Risultati principali

  • I volumi del ventricolo sinistro, cioè la camera principale del cuore che pompa il sangue, erano in media 130,7 ml al riempimento massimo (telediastolico) e 44,2 ml al momento della contrazione (telesistolico).
  • Lo spessore massimo della parete del cuore era in media di 19 mm.
  • In 57 pazienti (circa il 59%) l'ispessimento del muscolo cardiaco si estendeva oltre l'apice del cuore in altre zone.
  • L'ostruzione all'efflusso, cioè un blocco parziale nel flusso del sangue che esce dal cuore, è stata osservata in 12 pazienti (12,5%). Questa condizione era più frequente nei pazienti con un tipo misto di cardiomiopatia apicale rispetto a quelli con la forma pura (19,3% contro 2,6%).

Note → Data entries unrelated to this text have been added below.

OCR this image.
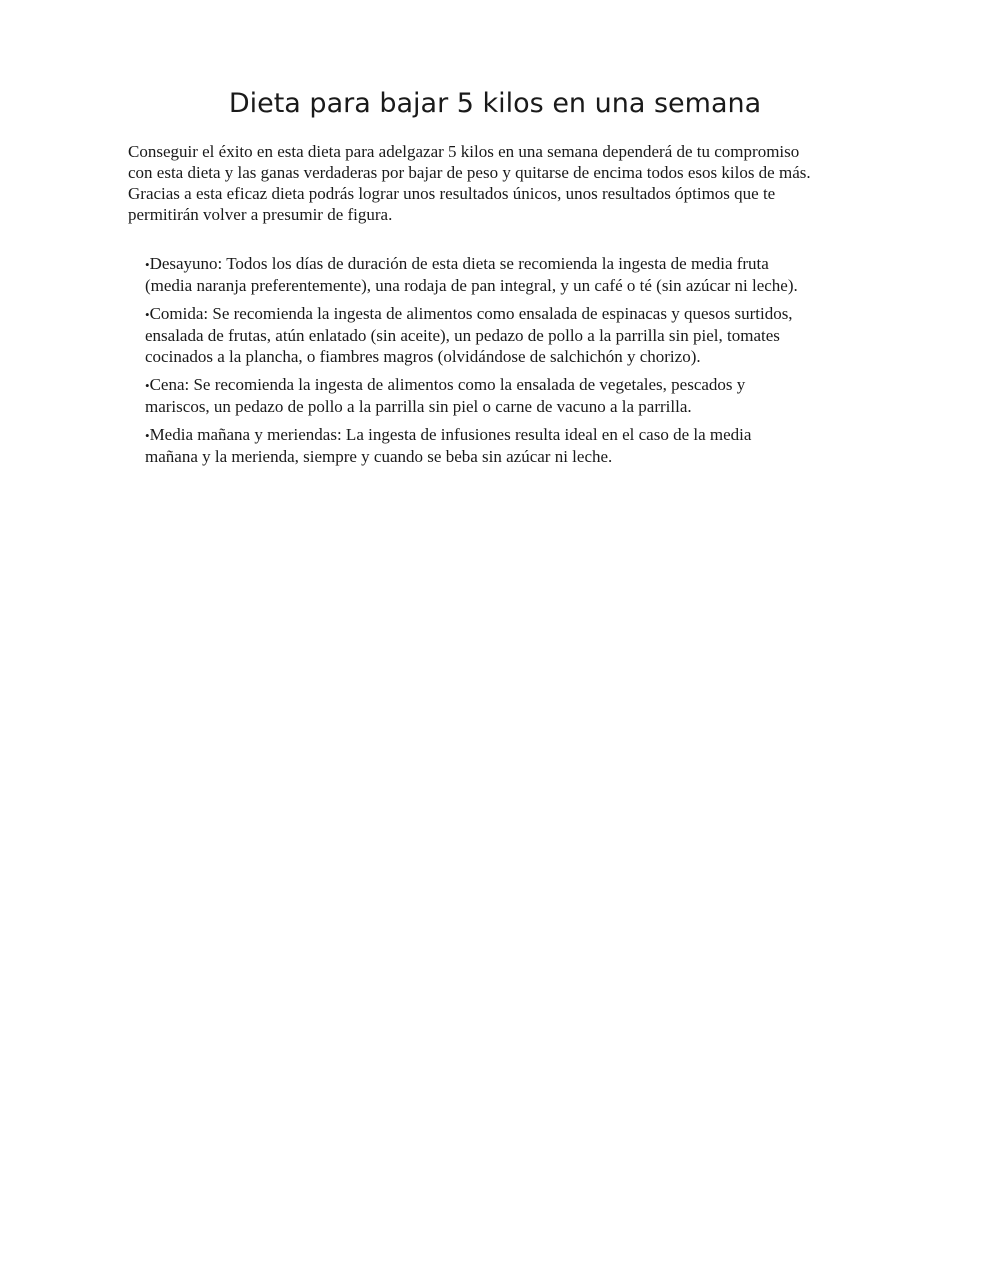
Dieta para bajar 5 kilos en una semana
Conseguir el éxito en esta dieta para adelgazar 5 kilos en una semana dependerá de tu compromiso
con esta dieta y las ganas verdaderas por bajar de peso y quitarse de encima todos esos kilos de más.
Gracias a esta eficaz dieta podrás lograr unos resultados únicos, unos resultados óptimos que te
permitirán volver a presumir de figura.
•Desayuno: Todos los días de duración de esta dieta se recomienda la ingesta de media fruta
(media naranja preferentemente), una rodaja de pan integral, y un café o té (sin azúcar ni leche).
•Comida: Se recomienda la ingesta de alimentos como ensalada de espinacas y quesos surtidos,
ensalada de frutas, atún enlatado (sin aceite), un pedazo de pollo a la parrilla sin piel, tomates
cocinados a la plancha, o fiambres magros (olvidándose de salchichón y chorizo).
•Cena: Se recomienda la ingesta de alimentos como la ensalada de vegetales, pescados y
mariscos, un pedazo de pollo a la parrilla sin piel o carne de vacuno a la parrilla.
•Media mañana y meriendas: La ingesta de infusiones resulta ideal en el caso de la media
mañana y la merienda, siempre y cuando se beba sin azúcar ni leche.
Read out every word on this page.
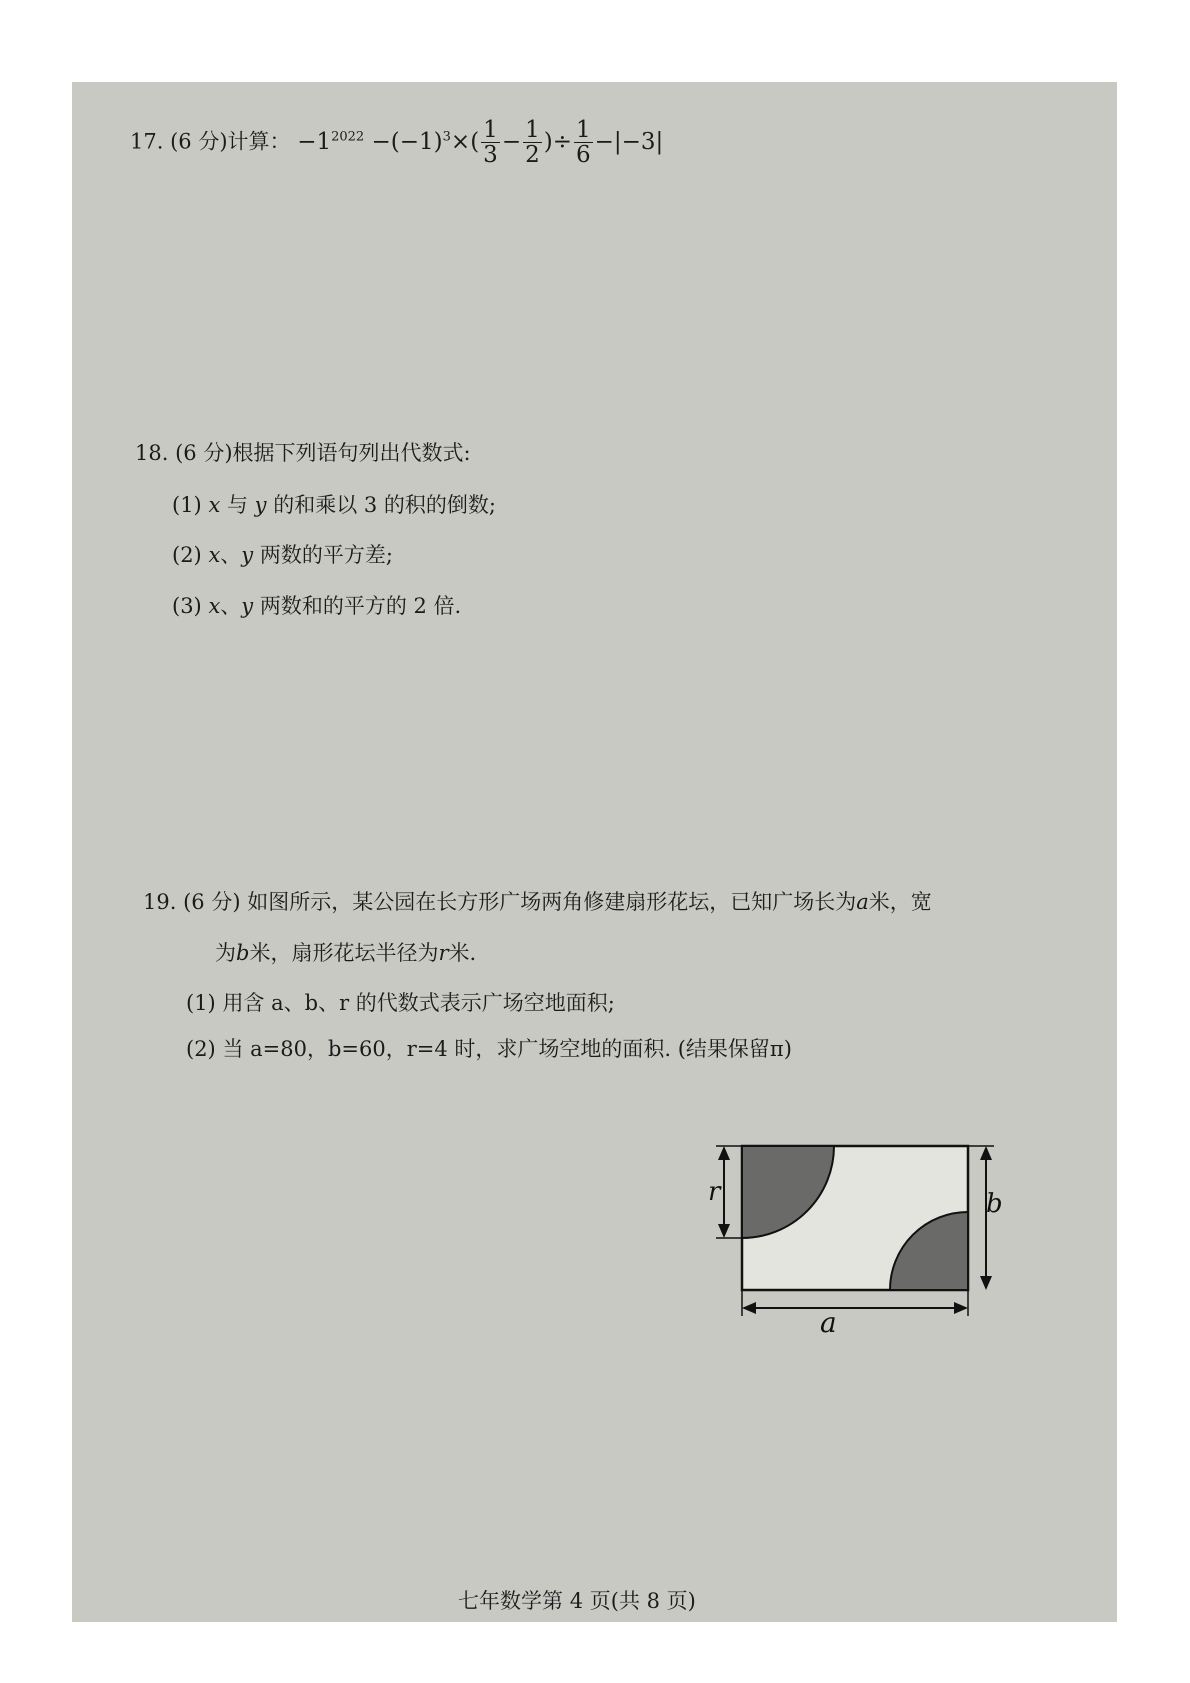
17. (6 分)计算： $-1^{2022} -(-1)^3\times( \frac{1}{3} - \frac{1}{2}$ )÷ $\frac{1}{6} -|-3|$
18. (6 分)根据下列语句列出代数式:
(1) x 与 y 的和乘以 3 的积的倒数;
(2) x、y 两数的平方差;
(3) x、y 两数和的平方的 2 倍.
19. (6 分) 如图所示，某公园在长方形广场两角修建扇形花坛，已知广场长为a米，宽
为b米，扇形花坛半径为r米.
(1) 用含 a、b、r 的代数式表示广场空地面积;
(2) 当 a=80，b=60，r=4 时，求广场空地的面积. (结果保留π)
r	b
a
七年数学第 4 页(共 8 页)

  • In 39 pazienti (circa il 41%) sono state notate delle sacche apicali, cioè delle piccole dilatazioni nella parte finale del cuore.

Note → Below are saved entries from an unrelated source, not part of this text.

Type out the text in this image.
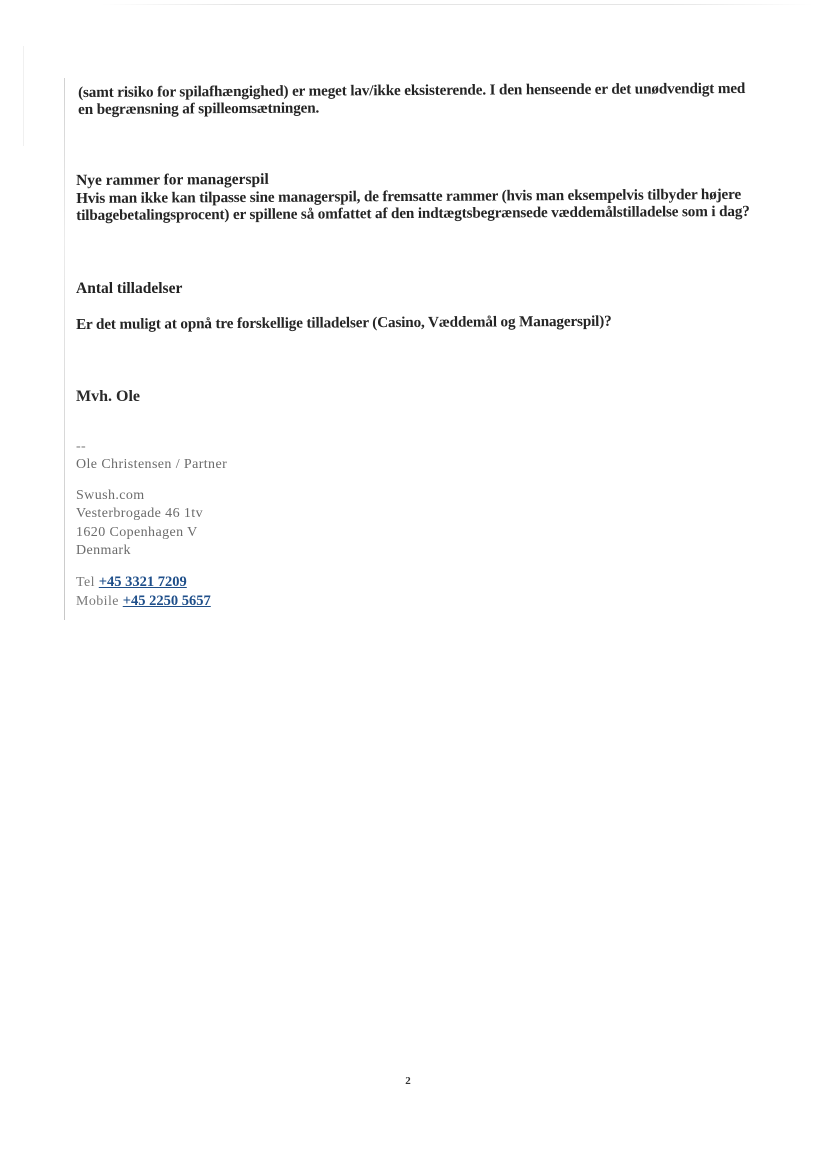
(samt risiko for spilafhængighed) er meget lav/ikke eksisterende. I den henseende er det unødvendigt med
en begrænsning af spilleomsætningen.
Nye rammer for managerspil
Hvis man ikke kan tilpasse sine managerspil, de fremsatte rammer (hvis man eksempelvis tilbyder højere
tilbagebetalingsprocent) er spillene så omfattet af den indtægtsbegrænsede væddemålstilladelse som i dag?
Antal tilladelser
Er det muligt at opnå tre forskellige tilladelser (Casino, Væddemål og Managerspil)?
Mvh. Ole
--
Ole Christensen / Partner
Swush.com
Vesterbrogade 46 1tv
1620 Copenhagen V
Denmark
Tel +45 3321 7209
Mobile +45 2250 5657
2
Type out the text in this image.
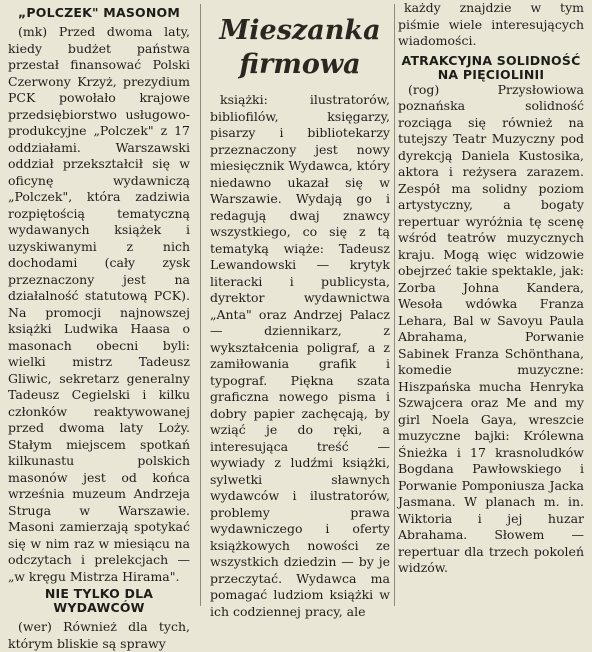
„POLCZEK" MASONOM

(mk) Przed dwoma laty, kiedy budżet państwa przestał finansować Polski Czerwony Krzyż, prezydium PCK powołało krajowe przedsiębiorstwo usługowo-produkcyjne „Polczek" z 17 oddziałami. Warszawski oddział przekształcił się w oficynę wydawniczą „Polczek", która zadziwia rozpiętością tematyczną wydawanych książek i uzyskiwanymi z nich dochodami (cały zysk przeznaczony jest na działalność statutową PCK). Na promocji najnowszej książki Ludwika Haasa o masonach obecni byli: wielki mistrz Tadeusz Gliwic, sekretarz generalny Tadeusz Cegielski i kilku członków reaktywowanej przed dwoma laty Loży. Stałym miejscem spotkań kilkunastu polskich masonów jest od końca września muzeum Andrzeja Struga w Warszawie. Masoni zamierzają spotykać się w nim raz w miesiącu na odczytach i prelekcjach — „w kręgu Mistrza Hirama".

NIE TYLKO DLA WYDAWCÓW

(wer) Również dla tych, którym bliskie są sprawy

Mieszanka
firmowa

książki: ilustratorów, bibliofilów, księgarzy, pisarzy i bibliotekarzy przeznaczony jest nowy miesięcznik Wydawca, który niedawno ukazał się w Warszawie. Wydają go i redagują dwaj znawcy wszystkiego, co się z tą tematyką wiąże: Tadeusz Lewandowski — krytyk literacki i publicysta, dyrektor wydawnictwa „Anta" oraz Andrzej Palacz — dziennikarz, z wykształcenia poligraf, a z zamiłowania grafik i typograf. Piękna szata graficzna nowego pisma i dobry papier zachęcają, by wziąć je do ręki, a interesująca treść — wywiady z ludźmi książki, sylwetki sławnych wydawców i ilustratorów, problemy prawa wydawniczego i oferty książkowych nowości ze wszystkich dziedzin — by je przeczytać. Wydawca ma pomagać ludziom książki w ich codziennej pracy, ale

każdy znajdzie w tym piśmie wiele interesujących wiadomości.

ATRAKCYJNA SOLIDNOŚĆ NA PIĘCIOLINII

(rog) Przysłowiowa poznańska solidność rozciąga się również na tutejszy Teatr Muzyczny pod dyrekcją Daniela Kustosika, aktora i reżysera zarazem. Zespół ma solidny poziom artystyczny, a bogaty repertuar wyróżnia tę scenę wśród teatrów muzycznych kraju. Mogą więc widzowie obejrzeć takie spektakle, jak: Zorba Johna Kandera, Wesoła wdówka Franza Lehara, Bal w Savoyu Paula Abrahama, Porwanie Sabinek Franza Schönthana, komedie muzyczne: Hiszpańska mucha Henryka Szwajcera oraz Me and my girl Noela Gaya, wreszcie muzyczne bajki: Królewna Śnieżka i 17 krasnoludków Bogdana Pawłowskiego i Porwanie Pomponiusza Jacka Jasmana. W planach m. in. Wiktoria i jej huzar Abrahama. Słowem — repertuar dla trzech pokoleń widzów.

  • La tecnica chiamata late gadolinium enhancement (LGE), che evidenzia aree di tessuto cardiaco danneggiato o cicatriziale, era presente in 70 pazienti (74,5%). Questa presenza era collegata a sintomi più gravi e a uno spessore maggiore della parete cardiaca.

In conclusione

La risonanza magnetica cardiaca fornisce informazioni importanti sulla struttura e sulla funzione del cuore nei pazienti con cardiomiopatia apicale. In particolare, permette di identificare caratteristiche che si associano a sintomi più severi e a possibili complicazioni, aiutando così a comprendere meglio la prognosi della malattia.